The panel ended on an encouraging note, but issues remained. One of the company’s employees shared with me that in order to avoid discrimination, he goes by his Anglo-sounding middle name. His job is to lead diversity and inclusion initiatives.
How to grow a horn
Unfair behaviors like stereotyping, harassment and microaggressions are the primary reasons employees quit tech companies. Women, underrepresented minorities and LGBTQ employees bear the brunt of discrimination (Kapor Center).

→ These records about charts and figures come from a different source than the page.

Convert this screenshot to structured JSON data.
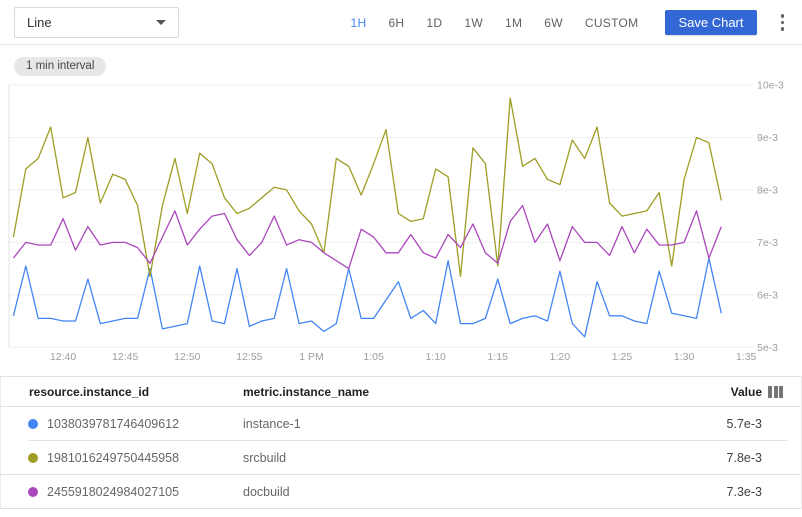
{
  "toolbar": {
    "chart_type_selected": "Line",
    "time_ranges": [
      "1H",
      "6H",
      "1D",
      "1W",
      "1M",
      "6W",
      "CUSTOM"
    ],
    "selected_range": "1H",
    "save_button": "Save Chart"
  },
  "chart": {
    "interval_chip": "1 min interval"
  },
  "chart_data": {
    "type": "line",
    "title": "",
    "xlabel": "",
    "ylabel": "",
    "grid": true,
    "legend_position": "table-below",
    "y_unit": "e-3",
    "y_range_e3": [
      5,
      10
    ],
    "y_tick_labels": [
      "10e-3",
      "9e-3",
      "8e-3",
      "7e-3",
      "6e-3",
      "5e-3"
    ],
    "x_tick_labels": [
      "12:40",
      "12:45",
      "12:50",
      "12:55",
      "1 PM",
      "1:05",
      "1:10",
      "1:15",
      "1:20",
      "1:25",
      "1:30",
      "1:35"
    ],
    "x": [
      "12:36",
      "12:37",
      "12:38",
      "12:39",
      "12:40",
      "12:41",
      "12:42",
      "12:43",
      "12:44",
      "12:45",
      "12:46",
      "12:47",
      "12:48",
      "12:49",
      "12:50",
      "12:51",
      "12:52",
      "12:53",
      "12:54",
      "12:55",
      "12:56",
      "12:57",
      "12:58",
      "12:59",
      "1:00",
      "1:01",
      "1:02",
      "1:03",
      "1:04",
      "1:05",
      "1:06",
      "1:07",
      "1:08",
      "1:09",
      "1:10",
      "1:11",
      "1:12",
      "1:13",
      "1:14",
      "1:15",
      "1:16",
      "1:17",
      "1:18",
      "1:19",
      "1:20",
      "1:21",
      "1:22",
      "1:23",
      "1:24",
      "1:25",
      "1:26",
      "1:27",
      "1:28",
      "1:29",
      "1:30",
      "1:31",
      "1:32",
      "1:33"
    ],
    "series": [
      {
        "name": "instance-1",
        "color": "#4285F4",
        "latest_value": "5.7e-3",
        "values_e3": [
          5.6,
          6.55,
          5.55,
          5.55,
          5.5,
          5.5,
          6.3,
          5.45,
          5.5,
          5.55,
          5.55,
          6.5,
          5.35,
          5.4,
          5.45,
          6.55,
          5.5,
          5.45,
          6.5,
          5.4,
          5.5,
          5.55,
          6.5,
          5.45,
          5.5,
          5.3,
          5.45,
          6.5,
          5.55,
          5.55,
          5.9,
          6.25,
          5.55,
          5.7,
          5.45,
          6.65,
          5.45,
          5.45,
          5.55,
          6.3,
          5.45,
          5.55,
          5.6,
          5.5,
          6.45,
          5.45,
          5.2,
          6.25,
          5.6,
          5.6,
          5.5,
          5.45,
          6.45,
          5.65,
          5.6,
          5.55,
          6.7,
          5.65
        ]
      },
      {
        "name": "srcbuild",
        "color": "#9E9D24",
        "latest_value": "7.8e-3",
        "values_e3": [
          7.1,
          8.4,
          8.6,
          9.2,
          7.85,
          7.95,
          9.0,
          7.75,
          8.3,
          8.2,
          7.7,
          6.35,
          7.7,
          8.6,
          7.55,
          8.7,
          8.5,
          7.85,
          7.55,
          7.65,
          7.85,
          8.05,
          8.0,
          7.6,
          7.35,
          6.8,
          8.6,
          8.45,
          7.9,
          8.5,
          9.15,
          7.55,
          7.4,
          7.45,
          8.4,
          8.25,
          6.35,
          8.8,
          8.5,
          6.55,
          9.75,
          8.45,
          8.6,
          8.2,
          8.1,
          8.95,
          8.6,
          9.2,
          7.75,
          7.5,
          7.55,
          7.6,
          7.95,
          6.55,
          8.2,
          9.0,
          8.9,
          7.8
        ]
      },
      {
        "name": "docbuild",
        "color": "#AB47BC",
        "latest_value": "7.3e-3",
        "values_e3": [
          6.7,
          7.0,
          6.95,
          6.95,
          7.45,
          6.85,
          7.3,
          6.95,
          7.0,
          7.0,
          6.9,
          6.6,
          7.1,
          7.6,
          6.95,
          7.25,
          7.5,
          7.55,
          7.05,
          6.75,
          7.0,
          7.5,
          6.95,
          7.05,
          7.0,
          6.8,
          6.65,
          6.5,
          7.25,
          7.1,
          6.8,
          6.8,
          7.15,
          6.8,
          6.7,
          7.15,
          6.9,
          7.35,
          6.8,
          6.6,
          7.4,
          7.7,
          7.0,
          7.35,
          6.65,
          7.3,
          7.0,
          7.0,
          6.75,
          7.3,
          6.8,
          7.25,
          6.95,
          6.95,
          7.0,
          7.6,
          6.7,
          7.3
        ]
      }
    ]
  },
  "table": {
    "columns": [
      "resource.instance_id",
      "metric.instance_name",
      "Value"
    ],
    "rows": [
      {
        "color": "#4285F4",
        "instance_id": "1038039781746409612",
        "instance_name": "instance-1",
        "value": "5.7e-3"
      },
      {
        "color": "#9E9D24",
        "instance_id": "1981016249750445958",
        "instance_name": "srcbuild",
        "value": "7.8e-3"
      },
      {
        "color": "#AB47BC",
        "instance_id": "2455918024984027105",
        "instance_name": "docbuild",
        "value": "7.3e-3"
      }
    ]
  }
}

Diverse and inclusive tech companies have better retention and financial performance. McKinsey examined the relationship between the diversity of company leadership and financial performance in 2014 and 2017: companies in the top quartile for gender diversity were 15-21 percent more likely to experience above-average profitability compared to companies in the fourth quartile. For ethnic and cultural diversity, the likelihood of above-average performance increased to 33-35 percent.
Creating diverse and inclusive tech companies starts with individuals. From management to junior employees, everyone needs to continually rethink, unlearn and relearn.
Rethink personal biases.
Unlearn habits of discrimination.
Relearn how to respect others who are different.
Companies help end workplace discrimination by signaling their intolerance. Temboo’s culture and practices are a great model.
Unicorns are magical, but diverse and inclusive tech companies are not. They ask the people who work there to redefine what is ordinary.